At a hearing in the European Parliament on Monday’s EU summit, Mr Van Rompuy made the case that the “debt-brake” in the treaty was an important confidence-building measure.
“This is not a commitment to austerity, but a commitment to financing public expenditure through revenue rather than debt,” he told MEPs in Brussels.
“There is nothing virtuous about excessive debt – it means that more and more of your public expenditure is spent on servicing your debt instead of on public services and public investments.”
As British Eurosceptic MEPs criticised the pact in strident terms, German members from chancellor Angela Merkel’s CDU party intervened to defend it.
“Mrs Merkel is fighting for discipline, structural change and for growth,” said Elmar Brok.
“If you forget discipline then you are destroying the future of coming generations.”
Martin Callanan, leader of the British Tories in the parliament, said the treaty would remove the right to vote for “high-spending Keynesian” economic policies.
“We are making socialism illegal. This pact is effectively rendering all elections null and void across much of Europe,” he said.
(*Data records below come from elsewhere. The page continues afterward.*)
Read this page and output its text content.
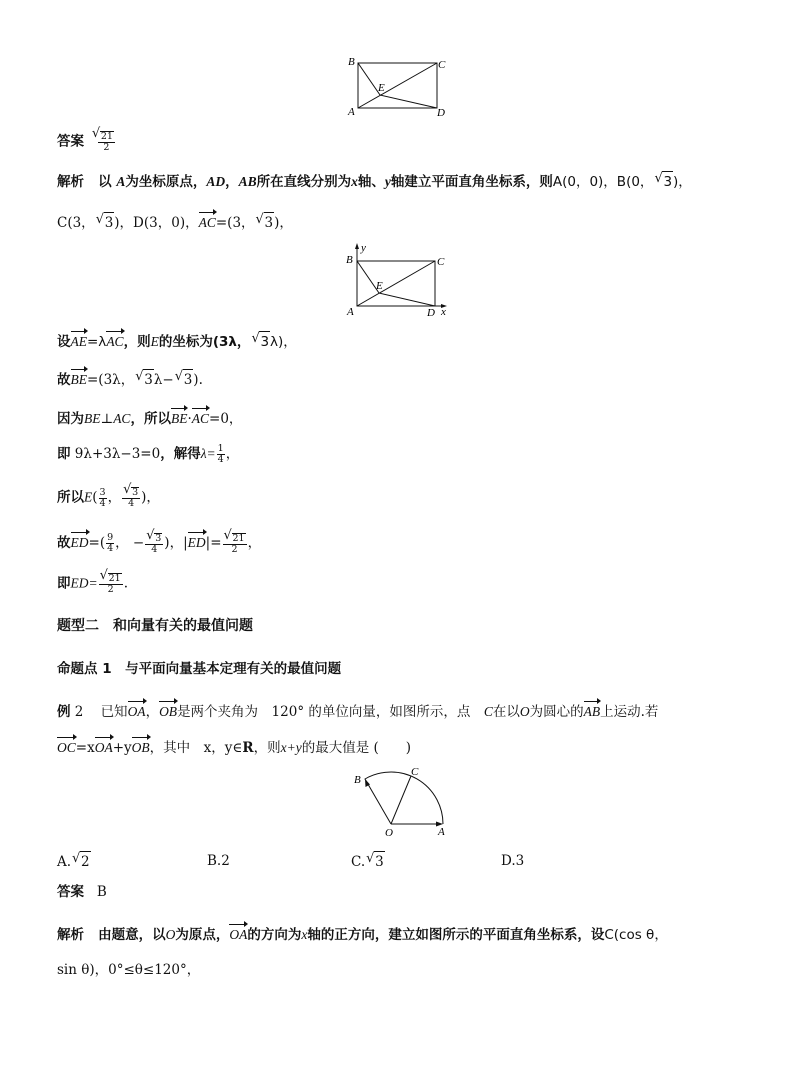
B	C
E
A	D
答案 √ $\frac{21}{2}$
解析 以 A为坐标原点，AD，AB所在直线分别为x轴、y轴建立平面直角坐标系，则A(0，0)，B(0， √ 3)，
C(3， √ 3)，D(3，0)，AC=(3， √ 3)，
y
B	C
E
A	D x
设AE=λAC，则E的坐标为(3λ， √ 3λ)，
故BE=(3λ， √ 3λ− √ 3).
因为BE⊥AC，所以BE·AC=0，
即 9λ+3λ−3=0，解得$\lambda= \frac{1}{4}$ ，
所以$E( \frac{3}{4}$ ， √ $\frac{3}{4}$ )，
故$ED=( \frac{9}{4}$ ， − √ $\frac{3}{4}$ )，|ED|= √ $\frac{21}{2}$ ，
即ED= √ $\frac{21}{2}$ .
题型二　和向量有关的最值问题
命题点 1　与平面向量基本定理有关的最值问题
例 2 已知OA，OB是两个夹角为　120° 的单位向量，如图所示，点　C在以O为圆心的AB上运动.若
OC=xOA+yOB，其中　x，y∈R，则x+y的最大值是 (　　)
B
C
O	A
A. √ 2	B.2	C. √ 3	D.3
答案 B
解析 由题意，以O为原点，OA的方向为x轴的正方向，建立如图所示的平面直角坐标系，设C(cos θ，
sin θ)，0°≤θ≤120°，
United Kingdom Independence Party MEP Nigel Farage claimed the treaty would “destroy and humiliate nation states that do not live up to a Germanic view of how economies ought to be run.”
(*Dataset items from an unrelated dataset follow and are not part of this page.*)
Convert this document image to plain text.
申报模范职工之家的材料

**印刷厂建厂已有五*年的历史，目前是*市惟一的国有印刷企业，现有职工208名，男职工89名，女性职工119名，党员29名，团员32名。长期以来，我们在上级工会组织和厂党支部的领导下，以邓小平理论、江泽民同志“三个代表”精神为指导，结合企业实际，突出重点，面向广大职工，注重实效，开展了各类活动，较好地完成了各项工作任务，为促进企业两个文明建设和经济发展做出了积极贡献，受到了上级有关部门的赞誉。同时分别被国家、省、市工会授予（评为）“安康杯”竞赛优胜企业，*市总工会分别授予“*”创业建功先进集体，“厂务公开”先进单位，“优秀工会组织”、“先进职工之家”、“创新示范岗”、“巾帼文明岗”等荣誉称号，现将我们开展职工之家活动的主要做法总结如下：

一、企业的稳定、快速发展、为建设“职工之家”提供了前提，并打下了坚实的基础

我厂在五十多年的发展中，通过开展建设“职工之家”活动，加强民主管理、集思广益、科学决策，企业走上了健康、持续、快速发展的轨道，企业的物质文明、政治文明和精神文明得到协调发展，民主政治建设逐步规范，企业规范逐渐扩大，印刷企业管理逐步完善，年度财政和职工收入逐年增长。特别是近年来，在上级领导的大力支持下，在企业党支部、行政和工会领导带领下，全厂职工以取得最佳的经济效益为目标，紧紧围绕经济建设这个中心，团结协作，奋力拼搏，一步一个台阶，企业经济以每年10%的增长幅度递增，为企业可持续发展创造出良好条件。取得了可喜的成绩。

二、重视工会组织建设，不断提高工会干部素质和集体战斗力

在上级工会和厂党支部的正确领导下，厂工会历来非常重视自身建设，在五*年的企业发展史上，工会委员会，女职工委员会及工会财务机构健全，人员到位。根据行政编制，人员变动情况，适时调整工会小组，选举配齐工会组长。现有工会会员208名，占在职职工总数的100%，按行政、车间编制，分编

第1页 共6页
He suggested German proposals to send an EU budget commissioner to Greece with powers to override its government brought to mind gauleiters of the Nazi-era, as the party’s senior officials were known.
This prompted an angry response from German MEPs and a rebuke from parliament president Martin Schulz, himself a German.
“Nationalism is propagated in this house by those who wear flags upon their desks and their nationalism upon their sleeve and I believe you’re one of them.”
Fine Gael MEP Gay Mitchell called for a new definition of what the market economy should stand for. “We’re in a situation where – it appears to me – the private sector is regulating the public sector and there’s very little accountability.”
British Liberal Sharon Bowles, chairwoman of the economic and monetary affairs committee, said people should not be deceived because the mood in the euro zone had lifted due to European Central Bank liquidity operations.
“Potentially €2 trillion-plus being sucked up by the banking system by next June should tell us some kind of transfer already is going on,” she said. “The question is: will this generation face up to it or foist it along with joblessness onto the younger generation?”
European Commission chief José Manual Barroso said the new treaty, an intergovernmental pact operating outside EU law, was not the commission’s choice.
“In the final text, there are no new institutions that could weaken the role of the commission and of this parliament,” he said. “The contracting member states agreed to respect the commission’s central role in delivering the agreement’s objectives in line with the Lisbon treaty and the community method.”